The robots resemble a taller, but skinnier version of Star Wars and are already operating at three military medical centers and about 250 other American hospitals are using the machines to destroy pathogens. The robots use xenon, a non-toxic gas, to create the ultraviolet rays that eradicate germs faster and more thoroughly than any human cleaning crew, doctors and officials said.
Mr Alton Dunham, a spokesman for Langley Air Force Base, which acquired one of the robots in October, said,"The robot is currently a part of our Ebola mitigation strategy, but will be used across the hospital to combat a variety of other pathogens known to cause hospital-acquired infections."
Contrary to the conventional UV rays, these robots use environment-friendly xenon.

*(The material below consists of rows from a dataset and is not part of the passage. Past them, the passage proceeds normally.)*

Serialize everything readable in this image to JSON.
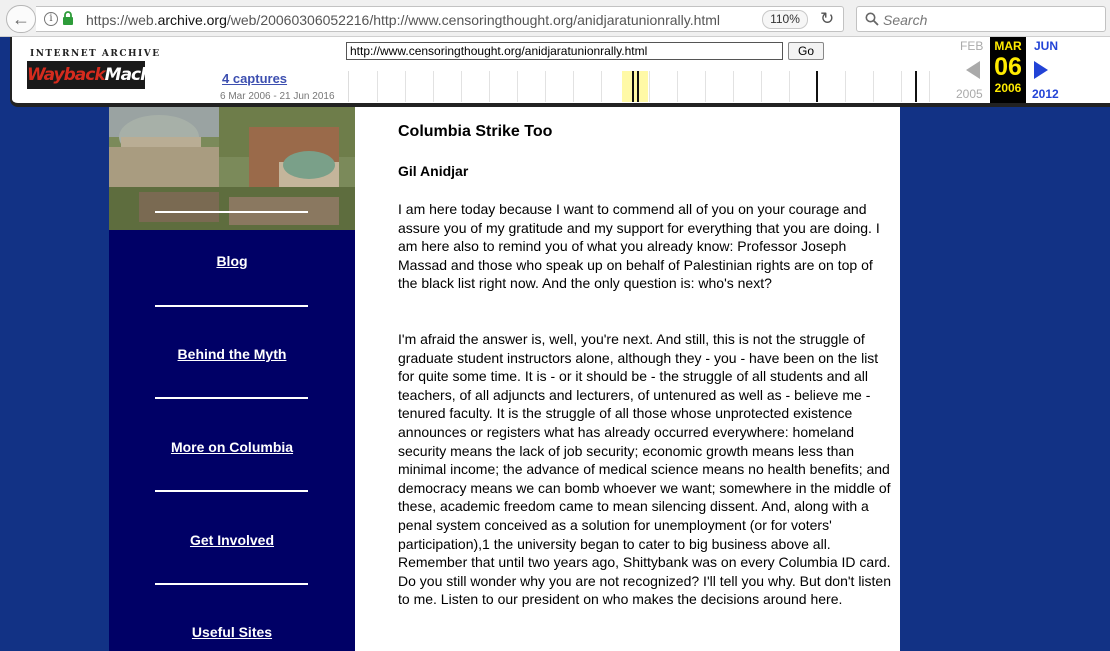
{
  "browser": {
    "url_prefix": "https://web.",
    "url_host": "archive.org",
    "url_rest": "/web/20060306052216/http://www.censoringthought.org/anidjaratunionrally.html",
    "zoom": "110%",
    "search_placeholder": "Search"
  },
  "wayback": {
    "logo_top": "INTERNET ARCHIVE",
    "logo_main": "Wayback",
    "logo_machine": "Machine",
    "url_value": "http://www.censoringthought.org/anidjaratunionrally.html",
    "go_label": "Go",
    "captures": "4 captures",
    "range": "6 Mar 2006 - 21 Jun 2016",
    "prev_month": "FEB",
    "prev_year": "2005",
    "cur_month": "MAR",
    "cur_day": "06",
    "cur_year": "2006",
    "next_month": "JUN",
    "next_year": "2012"
  },
  "sidebar": {
    "items": [
      {
        "label": "Blog"
      },
      {
        "label": "Behind the Myth"
      },
      {
        "label": "More on Columbia"
      },
      {
        "label": "Get Involved"
      },
      {
        "label": "Useful Sites"
      }
    ]
  },
  "article": {
    "title": "Columbia Strike Too",
    "author": "Gil Anidjar",
    "paragraphs": [
      "I am here today because I want to commend all of you on your courage and assure you of my gratitude and my support for everything that you are doing. I am here also to remind you of what you already know: Professor Joseph Massad and those who speak up on behalf of Palestinian rights are on top of the black list right now. And the only question is: who's next?",
      "I'm afraid the answer is, well, you're next. And still, this is not the struggle of graduate student instructors alone, although they - you - have been on the list for quite some time. It is - or it should be - the struggle of all students and all teachers, of all adjuncts and lecturers, of untenured as well as - believe me - tenured faculty. It is the struggle of all those whose unprotected existence announces or registers what has already occurred everywhere: homeland security means the lack of job security; economic growth means less than minimal income; the advance of medical science means no health benefits; and democracy means we can bomb whoever we want; somewhere in the middle of these, academic freedom came to mean silencing dissent. And, along with a penal system conceived as a solution for unemployment (or for voters' participation),1 the university began to cater to big business above all. Remember that until two years ago, Shittybank was on every Columbia ID card. Do you still wonder why you are not recognized? I'll tell you why. But don't listen to me. Listen to our president on who makes the decisions around here."
    ]
  }
}
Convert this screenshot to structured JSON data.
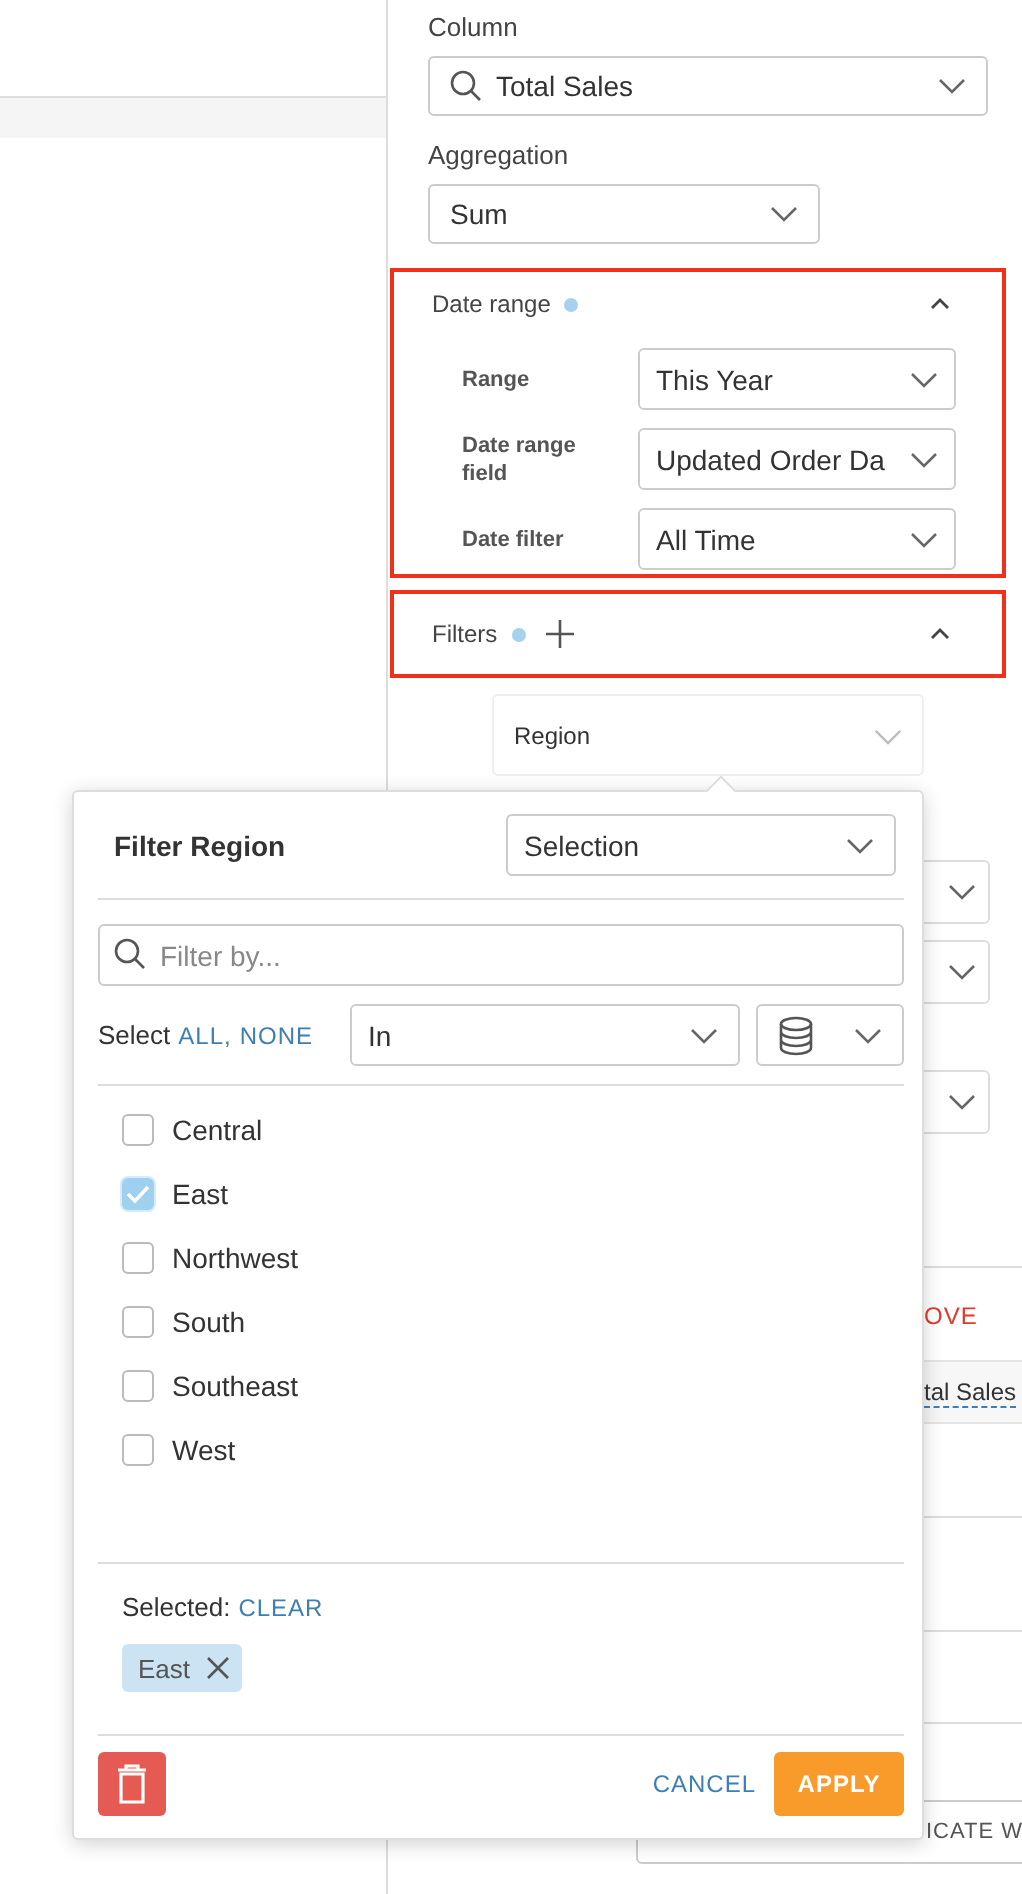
{
  "panel": {
    "column": {
      "label": "Column",
      "value": "Total Sales"
    },
    "aggregation": {
      "label": "Aggregation",
      "value": "Sum"
    },
    "date_range": {
      "title": "Date range",
      "highlighted": true,
      "has_value": true,
      "expanded": true,
      "fields": [
        {
          "label": "Range",
          "value": "This Year"
        },
        {
          "label": "Date range field",
          "value": "Updated Order Da"
        },
        {
          "label": "Date filter",
          "value": "All Time"
        }
      ]
    },
    "filters": {
      "title": "Filters",
      "highlighted": true,
      "has_value": true,
      "expanded": true,
      "items": [
        {
          "value": "Region"
        }
      ]
    },
    "remove_link": "OVE",
    "tooltip": "tal Sales",
    "duplicate_button": "ICATE W"
  },
  "popover": {
    "title": "Filter Region",
    "mode": "Selection",
    "search": {
      "placeholder": "Filter by..."
    },
    "select_label": "Select",
    "select_links": [
      "ALL,",
      "NONE"
    ],
    "operator": "In",
    "options": [
      {
        "label": "Central",
        "checked": false
      },
      {
        "label": "East",
        "checked": true
      },
      {
        "label": "Northwest",
        "checked": false
      },
      {
        "label": "South",
        "checked": false
      },
      {
        "label": "Southeast",
        "checked": false
      },
      {
        "label": "West",
        "checked": false
      }
    ],
    "selected_label": "Selected:",
    "clear": "CLEAR",
    "chips": [
      {
        "label": "East"
      }
    ],
    "cancel": "CANCEL",
    "apply": "APPLY"
  }
}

The mercury bulbs that emit UV rays are slow and toxic to the environment. Scientists and experts are now increasingly recommending the use of robots to haul contaminated waste or enable health workers to remotely interview patients.
Mr Robin Murphy, a professor of computer science and engineering at Texas A&M University, said, "Robots could be immediately utilized to protect Ebola health workers. Robots reduce the risk of infection for a physician and hence can be effectively used in outbreaks."
Many experts said that robots can be increasing used in hospital settings and pharma companies for disinfection as the robot light can disinfect surfaces and hidden areas that even the most diligent human cleaner cannot reach. "The robot is able to eliminate the risk of human error," said Melinda Hart, a spokeswoman for the robot company.